June 13, 2006

Internet pioneers: VOIP wiretapping complicated

VOIP wiretapping would require police to have access to customer data from the VOIP providers and real-time tracking of calls routed over the Internet, one Internet pioneer noted

U.S. government efforts to require most VOIP (voice over Internet Protocol) providers to permit law enforcement agencies to wiretap phone calls could introduce new cybersecurity problems to the Internet, a group of Internet security experts said Tuesday.

A U.S. Federal Communications Commission (FCC) rule requiring VOIP providers to allow wiretapping by May 2007 would either require a massive re-engineering of the Internet or introduce broad security risks, said authors of a new study released by the Information Technology Association of America (ITAA), an IT vendor trade group.

In addition, the requirements would stall Internet innovations in the U.S. by adding hundreds of thousands of dollars in set-up and maintenance costs to VOIP providers and potentially to other Internet applications that provide voice services, including instant messaging and online games, said the study [PDF file].

The study, co-authored by several people including TCP/IP co-creator Vinton Cerf and former U.S. National Security Agency encryption scientist Clinton Brooks, comes days after a U.S. appeals court upheld the FCC's VOIP wiretapping rules. On Friday, the U.S. Court of Appeals for the District of Columbia upheld the ruling, requiring that VOIP providers offering a substitute for traditional telephone service comply with a 1994 telephone wiretapping law called the Communications Assistance for Law Enforcement Act (CALEA).

The FCC did not immediately respond to a request for comments about the ITAA study.
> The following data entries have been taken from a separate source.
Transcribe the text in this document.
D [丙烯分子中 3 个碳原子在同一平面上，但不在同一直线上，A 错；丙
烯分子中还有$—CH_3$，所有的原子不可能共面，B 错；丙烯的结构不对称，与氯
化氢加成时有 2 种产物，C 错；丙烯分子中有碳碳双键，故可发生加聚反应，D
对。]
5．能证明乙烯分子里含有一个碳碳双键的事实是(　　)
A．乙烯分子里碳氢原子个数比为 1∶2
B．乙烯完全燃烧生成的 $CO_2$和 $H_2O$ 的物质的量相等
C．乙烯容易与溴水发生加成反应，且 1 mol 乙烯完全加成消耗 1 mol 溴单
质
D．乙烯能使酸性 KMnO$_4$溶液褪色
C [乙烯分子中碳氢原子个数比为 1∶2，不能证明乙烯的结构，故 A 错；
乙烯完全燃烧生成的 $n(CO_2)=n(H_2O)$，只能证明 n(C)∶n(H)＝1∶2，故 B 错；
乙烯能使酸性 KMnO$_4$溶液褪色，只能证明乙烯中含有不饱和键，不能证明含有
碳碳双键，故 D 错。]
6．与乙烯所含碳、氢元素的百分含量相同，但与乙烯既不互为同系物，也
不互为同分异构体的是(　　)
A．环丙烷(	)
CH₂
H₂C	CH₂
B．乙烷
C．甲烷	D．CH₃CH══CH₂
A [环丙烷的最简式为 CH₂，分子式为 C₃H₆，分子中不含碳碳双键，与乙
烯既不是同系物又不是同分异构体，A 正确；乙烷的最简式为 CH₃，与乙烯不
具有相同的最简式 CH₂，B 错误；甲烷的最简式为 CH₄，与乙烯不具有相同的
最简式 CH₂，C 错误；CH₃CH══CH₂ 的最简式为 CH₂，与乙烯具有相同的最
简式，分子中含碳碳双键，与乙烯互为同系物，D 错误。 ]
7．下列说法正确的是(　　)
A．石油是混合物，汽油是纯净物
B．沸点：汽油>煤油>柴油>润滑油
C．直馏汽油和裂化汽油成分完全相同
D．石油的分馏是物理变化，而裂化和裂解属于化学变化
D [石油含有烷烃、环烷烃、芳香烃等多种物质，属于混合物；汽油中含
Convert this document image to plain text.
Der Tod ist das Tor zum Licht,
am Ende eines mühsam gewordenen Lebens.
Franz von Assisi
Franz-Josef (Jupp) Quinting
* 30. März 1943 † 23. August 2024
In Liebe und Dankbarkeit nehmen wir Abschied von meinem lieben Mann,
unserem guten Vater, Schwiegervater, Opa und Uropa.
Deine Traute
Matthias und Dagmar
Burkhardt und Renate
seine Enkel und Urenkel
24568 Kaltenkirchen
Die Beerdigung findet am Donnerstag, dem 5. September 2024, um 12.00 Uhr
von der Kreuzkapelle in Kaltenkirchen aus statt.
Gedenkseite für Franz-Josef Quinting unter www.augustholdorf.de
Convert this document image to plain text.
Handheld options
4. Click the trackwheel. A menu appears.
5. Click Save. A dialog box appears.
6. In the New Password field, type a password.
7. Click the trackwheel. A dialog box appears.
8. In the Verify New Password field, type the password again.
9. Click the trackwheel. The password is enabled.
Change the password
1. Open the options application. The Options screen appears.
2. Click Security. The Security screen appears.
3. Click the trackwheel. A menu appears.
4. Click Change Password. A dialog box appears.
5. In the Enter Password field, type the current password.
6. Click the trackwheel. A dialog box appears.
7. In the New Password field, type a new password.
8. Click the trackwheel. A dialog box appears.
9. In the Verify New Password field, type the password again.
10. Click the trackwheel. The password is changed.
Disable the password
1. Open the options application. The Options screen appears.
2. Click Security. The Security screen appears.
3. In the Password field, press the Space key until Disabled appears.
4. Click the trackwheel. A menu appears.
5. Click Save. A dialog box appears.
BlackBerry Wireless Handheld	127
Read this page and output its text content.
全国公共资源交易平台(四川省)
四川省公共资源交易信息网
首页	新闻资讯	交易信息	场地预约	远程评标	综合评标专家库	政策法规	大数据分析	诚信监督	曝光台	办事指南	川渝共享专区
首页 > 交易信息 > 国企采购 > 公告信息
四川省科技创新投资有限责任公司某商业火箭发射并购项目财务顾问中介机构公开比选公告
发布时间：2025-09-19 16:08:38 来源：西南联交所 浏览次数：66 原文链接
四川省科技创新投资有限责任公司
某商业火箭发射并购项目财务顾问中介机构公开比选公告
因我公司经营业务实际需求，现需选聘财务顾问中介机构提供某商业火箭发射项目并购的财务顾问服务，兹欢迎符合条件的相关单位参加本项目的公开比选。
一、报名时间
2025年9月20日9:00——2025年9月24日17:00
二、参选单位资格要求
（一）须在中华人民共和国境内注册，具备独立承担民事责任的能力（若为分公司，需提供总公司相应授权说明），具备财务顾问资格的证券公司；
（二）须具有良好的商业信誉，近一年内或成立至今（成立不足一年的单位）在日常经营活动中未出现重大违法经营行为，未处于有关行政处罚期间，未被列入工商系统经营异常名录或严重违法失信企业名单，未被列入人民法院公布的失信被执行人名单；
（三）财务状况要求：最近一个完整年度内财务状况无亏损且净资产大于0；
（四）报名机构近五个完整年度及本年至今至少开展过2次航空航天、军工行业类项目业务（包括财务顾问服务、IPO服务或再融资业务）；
But on Friday, FCC Chairman Kevin Martin said allowing law enforcement wiretapping of VOIP calls is of "paramount importance" to U.S. security.

Tracking VOIP calls would be more difficult than tracking calls on the traditional telephone network, because VOIP providers have little control over how their calls are routed across the Internet, said Whitfield Diffie, chief security officer at Sun Microsystems Inc. VOIP providers "have no special Internet privileges" to control traffic, said Diffie, one of the study's authors.

VOIP wiretapping would require law enforcement to have access to both customer data from the VOIP providers and real-time tracking of calls routed across the Internet, he said. Requiring Internet service providers to respond in real time to requests for them to record VOIP calls would open up the Internet to new vulnerabilities, he added.

"You find yourself in a technologically very, very complicated problem," Diffie added. "It's not inconceivable that a system of that kind could be built. You have a magnitude of vulnerability -- I can't think of any parallel in any system we've seen so far."

Such a wiretapping system would require a "major research and development effort" in order to reduce security vulnerabilities, he added. In addition, it would be difficult to apply the FCC wiretapping rules to VOIP calls worldwide, he said.

"These things do not respect borders," he said. "It's very hard to see how something of this kind can be done both effectively and securely."

If the FCC CALEA rules are enforced, all kinds of Internet applications would be monitored, added Cerf, the chief Internet evangelist at Google. "I don't see any way to constrain or restrict the target of the intercept to simply voice, because, in fact, every application would have to be effectively treated in the same fashion," he said. "There's no way to tell what the bits mean in the packets that are flowing."